When it becomes too much for them and they invade the roundabouts, a big debate is organized to keep them busy for a while and justify chasing them away from their places of protest “Manu militari” 🙂. For good measure, the government announces spending that was mostly already in this year's budget, and when things calm down a bit, they sweep everything under the rug until next time. And I'm not even talking about the Citizens' Climate Convention, which had paid off, with numerous propositions. But in the end, none of them were deemed worthy of being implemented.

The result is a dangerous combination: increased control over everyone except the one or two percent super-rich that the government doesn't want to alienate, a false concern for the aspirations of the people who supposedly “have sovereignty”, then a decision from above to abandon these same people, and weariness/resignation from below.
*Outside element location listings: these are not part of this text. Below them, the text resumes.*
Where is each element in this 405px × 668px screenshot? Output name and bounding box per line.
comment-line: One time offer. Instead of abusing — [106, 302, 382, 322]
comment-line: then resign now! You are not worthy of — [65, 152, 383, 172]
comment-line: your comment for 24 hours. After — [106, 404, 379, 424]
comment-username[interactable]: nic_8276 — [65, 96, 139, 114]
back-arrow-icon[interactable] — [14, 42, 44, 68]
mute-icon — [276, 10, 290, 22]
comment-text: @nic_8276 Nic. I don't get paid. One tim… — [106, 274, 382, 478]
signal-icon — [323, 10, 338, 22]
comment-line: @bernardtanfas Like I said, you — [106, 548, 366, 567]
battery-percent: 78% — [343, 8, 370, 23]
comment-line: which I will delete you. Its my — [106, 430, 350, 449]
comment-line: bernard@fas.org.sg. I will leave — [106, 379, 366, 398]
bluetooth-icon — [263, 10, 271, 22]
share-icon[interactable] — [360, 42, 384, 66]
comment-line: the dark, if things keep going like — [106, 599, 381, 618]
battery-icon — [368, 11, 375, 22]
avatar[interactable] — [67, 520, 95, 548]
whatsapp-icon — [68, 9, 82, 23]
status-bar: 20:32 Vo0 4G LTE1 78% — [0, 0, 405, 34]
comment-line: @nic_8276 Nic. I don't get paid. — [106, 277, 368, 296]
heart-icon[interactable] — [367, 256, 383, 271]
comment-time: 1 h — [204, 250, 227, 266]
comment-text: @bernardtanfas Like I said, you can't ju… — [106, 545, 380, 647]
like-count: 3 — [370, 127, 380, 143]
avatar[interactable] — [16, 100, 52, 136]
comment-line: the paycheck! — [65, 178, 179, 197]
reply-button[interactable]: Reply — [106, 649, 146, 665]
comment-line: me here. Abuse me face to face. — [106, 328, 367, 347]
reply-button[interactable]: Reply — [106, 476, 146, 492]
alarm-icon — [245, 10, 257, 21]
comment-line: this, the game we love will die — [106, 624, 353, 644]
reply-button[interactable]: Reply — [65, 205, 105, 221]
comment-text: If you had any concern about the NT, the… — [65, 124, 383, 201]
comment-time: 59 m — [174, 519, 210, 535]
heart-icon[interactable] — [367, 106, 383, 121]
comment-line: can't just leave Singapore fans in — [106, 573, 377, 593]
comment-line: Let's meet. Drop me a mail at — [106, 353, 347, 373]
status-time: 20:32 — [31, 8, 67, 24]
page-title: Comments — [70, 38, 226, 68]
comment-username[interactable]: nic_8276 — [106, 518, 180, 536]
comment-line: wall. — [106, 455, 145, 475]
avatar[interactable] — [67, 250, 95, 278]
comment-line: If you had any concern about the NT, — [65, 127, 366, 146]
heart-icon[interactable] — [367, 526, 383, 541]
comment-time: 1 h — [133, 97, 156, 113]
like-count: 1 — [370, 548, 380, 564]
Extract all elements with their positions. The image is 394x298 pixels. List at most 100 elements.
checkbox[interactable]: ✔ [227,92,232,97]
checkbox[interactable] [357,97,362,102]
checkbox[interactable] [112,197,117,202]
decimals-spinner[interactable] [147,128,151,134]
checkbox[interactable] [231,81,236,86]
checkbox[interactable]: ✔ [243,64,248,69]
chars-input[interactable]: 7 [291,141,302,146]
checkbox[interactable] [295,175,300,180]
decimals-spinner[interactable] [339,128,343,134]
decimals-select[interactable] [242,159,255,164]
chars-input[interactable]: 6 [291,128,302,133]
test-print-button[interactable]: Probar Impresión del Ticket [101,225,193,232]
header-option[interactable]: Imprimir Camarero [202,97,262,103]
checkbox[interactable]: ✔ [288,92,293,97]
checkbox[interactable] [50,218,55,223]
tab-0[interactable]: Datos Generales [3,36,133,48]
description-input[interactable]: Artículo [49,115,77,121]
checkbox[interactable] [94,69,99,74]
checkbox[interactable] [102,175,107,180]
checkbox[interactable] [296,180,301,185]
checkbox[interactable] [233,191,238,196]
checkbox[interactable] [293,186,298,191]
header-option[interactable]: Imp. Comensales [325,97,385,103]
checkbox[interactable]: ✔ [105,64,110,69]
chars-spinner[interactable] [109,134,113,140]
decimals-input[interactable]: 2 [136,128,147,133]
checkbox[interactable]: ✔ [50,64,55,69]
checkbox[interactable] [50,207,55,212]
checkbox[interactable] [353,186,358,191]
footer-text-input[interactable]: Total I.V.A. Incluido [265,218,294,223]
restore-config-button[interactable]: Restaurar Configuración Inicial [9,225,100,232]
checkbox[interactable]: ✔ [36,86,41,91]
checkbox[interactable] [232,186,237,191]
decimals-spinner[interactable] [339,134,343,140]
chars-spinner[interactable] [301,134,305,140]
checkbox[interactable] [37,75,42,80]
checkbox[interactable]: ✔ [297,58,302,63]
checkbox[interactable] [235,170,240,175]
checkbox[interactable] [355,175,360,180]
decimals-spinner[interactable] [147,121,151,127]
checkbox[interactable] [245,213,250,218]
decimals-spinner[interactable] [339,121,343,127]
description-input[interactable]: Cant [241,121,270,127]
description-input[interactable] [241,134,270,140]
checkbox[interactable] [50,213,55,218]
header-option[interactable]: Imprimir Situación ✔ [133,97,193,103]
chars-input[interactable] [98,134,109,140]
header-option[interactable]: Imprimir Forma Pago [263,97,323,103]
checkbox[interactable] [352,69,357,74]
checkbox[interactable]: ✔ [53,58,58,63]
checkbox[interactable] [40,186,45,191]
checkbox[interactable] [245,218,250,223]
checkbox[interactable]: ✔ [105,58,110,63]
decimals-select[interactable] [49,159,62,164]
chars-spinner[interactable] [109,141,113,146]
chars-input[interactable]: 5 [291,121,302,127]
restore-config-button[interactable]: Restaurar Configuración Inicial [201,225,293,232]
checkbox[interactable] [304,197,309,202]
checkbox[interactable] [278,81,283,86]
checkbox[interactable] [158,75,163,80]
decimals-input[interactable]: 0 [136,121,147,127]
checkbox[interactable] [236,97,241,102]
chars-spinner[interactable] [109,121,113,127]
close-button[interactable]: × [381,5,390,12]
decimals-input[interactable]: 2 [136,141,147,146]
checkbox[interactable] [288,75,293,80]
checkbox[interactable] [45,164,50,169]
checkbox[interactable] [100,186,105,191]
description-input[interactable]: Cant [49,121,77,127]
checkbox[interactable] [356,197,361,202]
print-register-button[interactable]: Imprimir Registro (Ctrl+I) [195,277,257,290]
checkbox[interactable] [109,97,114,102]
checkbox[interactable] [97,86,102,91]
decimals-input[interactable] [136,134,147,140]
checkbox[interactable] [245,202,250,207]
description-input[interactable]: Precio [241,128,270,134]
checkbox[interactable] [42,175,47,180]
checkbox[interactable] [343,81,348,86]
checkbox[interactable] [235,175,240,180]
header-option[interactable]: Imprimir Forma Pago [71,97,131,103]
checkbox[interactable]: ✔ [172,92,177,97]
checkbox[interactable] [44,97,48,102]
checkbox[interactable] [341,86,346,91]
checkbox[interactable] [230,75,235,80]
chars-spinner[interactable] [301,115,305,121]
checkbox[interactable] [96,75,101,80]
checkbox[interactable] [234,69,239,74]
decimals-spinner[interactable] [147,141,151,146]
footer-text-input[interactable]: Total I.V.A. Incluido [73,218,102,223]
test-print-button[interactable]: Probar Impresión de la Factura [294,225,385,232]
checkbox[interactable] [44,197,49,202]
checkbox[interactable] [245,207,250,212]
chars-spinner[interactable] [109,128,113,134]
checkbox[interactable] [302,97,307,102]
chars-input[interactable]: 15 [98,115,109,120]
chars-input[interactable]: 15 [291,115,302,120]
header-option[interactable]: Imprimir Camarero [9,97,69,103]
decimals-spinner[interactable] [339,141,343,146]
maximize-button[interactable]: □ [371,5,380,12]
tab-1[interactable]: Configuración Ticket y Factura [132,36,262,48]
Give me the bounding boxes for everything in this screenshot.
Poster of the film 'They Live', a sci-fi metaphor for awareness of financial and social control
They live !!!

Meanwhile, through a rather dubious sleight of hand, the far right has adorned itself with all the attributes of the France that protects, listens to and pampers the voter in the right way. The right wing believes it is in opposition when it actually has power. The left, meanwhile, has lost its way somewhere between wokeness, the deconstruction of man, the justification of the unjustifiable, spineless environmentalism and... disgraceful opportunism. On this last point, Panot's photo of her shamelessly facing Simone Veil during the constitutionalization of the right to abortion makes me want to cry. But I digress...

Let's get back to the point: if cash disappears tomorrow, not only will all your expenses and all fund movements be traceable, but you could also be cut off from your funds at any moment. Oh, it won't even take a big bad guy to do it, nothing overtly Machiavellian. It will be enough, as is already the case, for you to reach zero in your account or to exceed your authorized overdraft and it will be done automatically, ghostly. No one will be responsible, except you. Yes, but, big difference, there will be no more cash hidden in a sugar bowl, no bailout, because it wouldn't help anyway, since no shopkeeper would want it anymore. Yippee!
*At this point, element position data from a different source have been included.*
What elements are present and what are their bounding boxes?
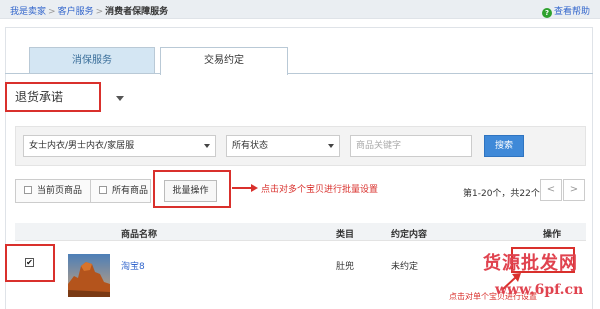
breadcrumb-bar: 我是卖家 > 客户服务 > 消费者保障服务 ? 查看帮助 (0, 0, 600, 19)
column-header-category: 类目 (336, 230, 355, 240)
help-label: 查看帮助 (553, 7, 590, 17)
breadcrumb-link-seller[interactable]: 我是卖家 (10, 7, 46, 17)
select-all-items-checkbox[interactable]: 所有商品 (91, 180, 151, 202)
tab-trade-agreement[interactable]: 交易约定 (160, 47, 288, 75)
product-thumbnail[interactable] (68, 254, 110, 297)
select-all-items-label: 所有商品 (112, 186, 149, 196)
breadcrumb-current: 消费者保障服务 (105, 7, 169, 17)
annotation-arrow-line (232, 187, 252, 189)
select-current-page-label: 当前页商品 (37, 186, 83, 196)
breadcrumb-separator: > (95, 7, 104, 17)
prev-page-button[interactable]: < (540, 179, 562, 201)
help-link[interactable]: ? 查看帮助 (541, 4, 590, 18)
watermark-url: www.6pf.cn (495, 282, 584, 298)
select-current-page-checkbox[interactable]: 当前页商品 (16, 180, 91, 202)
chevron-down-icon (204, 144, 210, 148)
pagination-info: 第1-20个，共22个 (463, 189, 540, 199)
product-name-link[interactable]: 淘宝8 (121, 259, 145, 272)
chevron-down-icon (328, 144, 334, 148)
breadcrumb-separator: > (48, 7, 56, 17)
column-header-name: 商品名称 (121, 230, 158, 240)
table-header (15, 223, 586, 241)
row-checkbox[interactable]: ✔ (25, 258, 34, 267)
breadcrumb-link-customer-service[interactable]: 客户服务 (58, 7, 94, 17)
tab-divider (5, 73, 593, 74)
column-header-operation: 操作 (543, 230, 562, 240)
category-select-value: 女士内衣/男士内衣/家居服 (29, 141, 135, 151)
batch-annotation: 点击对多个宝贝进行批量设置 (261, 185, 379, 195)
column-header-content: 约定内容 (391, 230, 428, 240)
watermark-text: 货源批发网 (483, 253, 578, 274)
arrow-right-icon (251, 184, 258, 192)
keyword-input[interactable] (350, 135, 472, 157)
status-select-value: 所有状态 (232, 141, 269, 151)
status-select[interactable]: 所有状态 (226, 135, 340, 157)
agreement-status: 未约定 (391, 262, 419, 272)
checkbox-icon (99, 186, 107, 194)
category-select[interactable]: 女士内衣/男士内衣/家居服 (23, 135, 216, 157)
checkbox-icon (24, 186, 32, 194)
next-page-button[interactable]: > (563, 179, 585, 201)
search-button[interactable]: 搜索 (484, 135, 524, 157)
question-icon: ? (541, 8, 552, 18)
breadcrumb: 我是卖家 > 客户服务 > 消费者保障服务 (10, 4, 168, 17)
product-category: 肚兜 (336, 262, 355, 272)
selection-group: 当前页商品 所有商品 (15, 179, 151, 203)
tab-consumer-protection[interactable]: 消保服务 (29, 47, 155, 74)
promise-type-select[interactable]: 退货承诺 (5, 82, 101, 112)
chevron-down-icon[interactable] (116, 96, 124, 101)
batch-operation-button[interactable]: 批量操作 (164, 180, 217, 202)
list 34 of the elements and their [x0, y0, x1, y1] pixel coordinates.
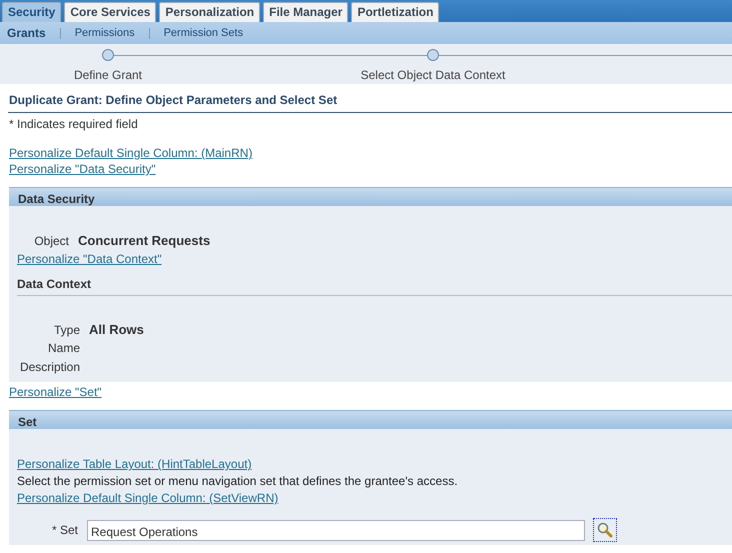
- personalize-link[interactable]: Personalize "Data Security": [9, 161, 156, 177]
- hint-text: Select the permission set or menu navigation set that defines the grantee's access.: [17, 473, 458, 490]
- search-icon: [597, 522, 613, 538]
- step-circle-icon: [427, 49, 439, 61]
- field-label: * Set: [50, 522, 79, 539]
- step-label: Define Grant: [74, 67, 142, 84]
- tab[interactable]: Security: [2, 2, 62, 22]
- set-field[interactable]: Request Operations: [87, 520, 585, 540]
- step-label: Select Object Data Context: [360, 67, 506, 84]
- subtab[interactable]: Permission Sets: [164, 24, 244, 42]
- tab[interactable]: File Manager: [263, 2, 348, 22]
- subtab[interactable]: Grants: [7, 24, 46, 42]
- section-header: Data Security: [9, 187, 732, 206]
- step-circle-icon: [102, 49, 114, 61]
- search-button[interactable]: [593, 518, 617, 542]
- section-header: Set: [9, 410, 732, 429]
- field-label: Description: [18, 358, 81, 376]
- required-note: * Indicates required field: [9, 116, 138, 133]
- field-label: Object: [33, 233, 70, 250]
- page-title: Duplicate Grant: Define Object Parameters and Select Set: [8, 88, 732, 113]
- personalize-link[interactable]: Personalize "Data Context": [17, 250, 162, 266]
- subtab[interactable]: Permissions: [74, 24, 135, 42]
- personalize-link[interactable]: Personalize "Set": [9, 384, 102, 400]
- field-label: Type: [52, 322, 81, 338]
- tab[interactable]: Personalization: [159, 2, 260, 22]
- subsection-header: Data Context: [17, 274, 732, 296]
- tab[interactable]: Core Services: [64, 2, 156, 22]
- field-label: Name: [46, 340, 81, 356]
- field-value: Concurrent Requests: [78, 232, 210, 250]
- field-value: All Rows: [89, 320, 144, 338]
- personalize-link[interactable]: Personalize Default Single Column: (SetViewRN): [17, 490, 278, 506]
- personalize-link[interactable]: Personalize Table Layout: (HintTableLayout): [17, 456, 252, 472]
- tab[interactable]: Portletization: [351, 2, 440, 22]
- personalize-link[interactable]: Personalize Default Single Column: (MainRN): [9, 145, 252, 161]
Not to mention everything that can be gained from a marketing point of a view from your purchases which previously went unnoticed (bakery, greengrocer, newspapers, cigarettes, etc.).
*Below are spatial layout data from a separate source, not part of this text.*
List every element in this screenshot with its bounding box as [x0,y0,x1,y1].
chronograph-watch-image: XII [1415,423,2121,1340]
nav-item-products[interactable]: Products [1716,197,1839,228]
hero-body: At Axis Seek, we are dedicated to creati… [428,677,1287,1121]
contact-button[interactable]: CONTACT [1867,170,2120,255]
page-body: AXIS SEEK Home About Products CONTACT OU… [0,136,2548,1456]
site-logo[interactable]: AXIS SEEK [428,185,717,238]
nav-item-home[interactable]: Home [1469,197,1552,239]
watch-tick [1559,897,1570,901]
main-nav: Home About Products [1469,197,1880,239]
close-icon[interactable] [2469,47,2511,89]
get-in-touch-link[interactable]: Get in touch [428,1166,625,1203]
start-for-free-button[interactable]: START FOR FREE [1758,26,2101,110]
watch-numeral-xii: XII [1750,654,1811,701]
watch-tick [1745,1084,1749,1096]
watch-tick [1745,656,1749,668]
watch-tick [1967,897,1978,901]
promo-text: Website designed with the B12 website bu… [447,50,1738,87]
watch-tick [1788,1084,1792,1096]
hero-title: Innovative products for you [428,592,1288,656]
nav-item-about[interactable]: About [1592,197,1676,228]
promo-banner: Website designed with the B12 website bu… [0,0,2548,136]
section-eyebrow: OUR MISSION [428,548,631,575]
So, on your marks, get set, for the disappearance of cash... Ready? Steady?

Wesh Bro!

P.S. A reader also points out that, I quote: “The exclusive use of dematerialized payment inevitably leads to a shift towards consumption because purchases only represent an amount devoid of an overall view of one's finances.”
Nothing but good, eh?

P.S.2. Another reader pointed out to me that the Covid period was a “revelation” for the banks. They saw, and experienced, the scale of the goldmine that online payments and the associated fees represented, when they were widespread. This made the banks even more active on the issue of eradicating cash.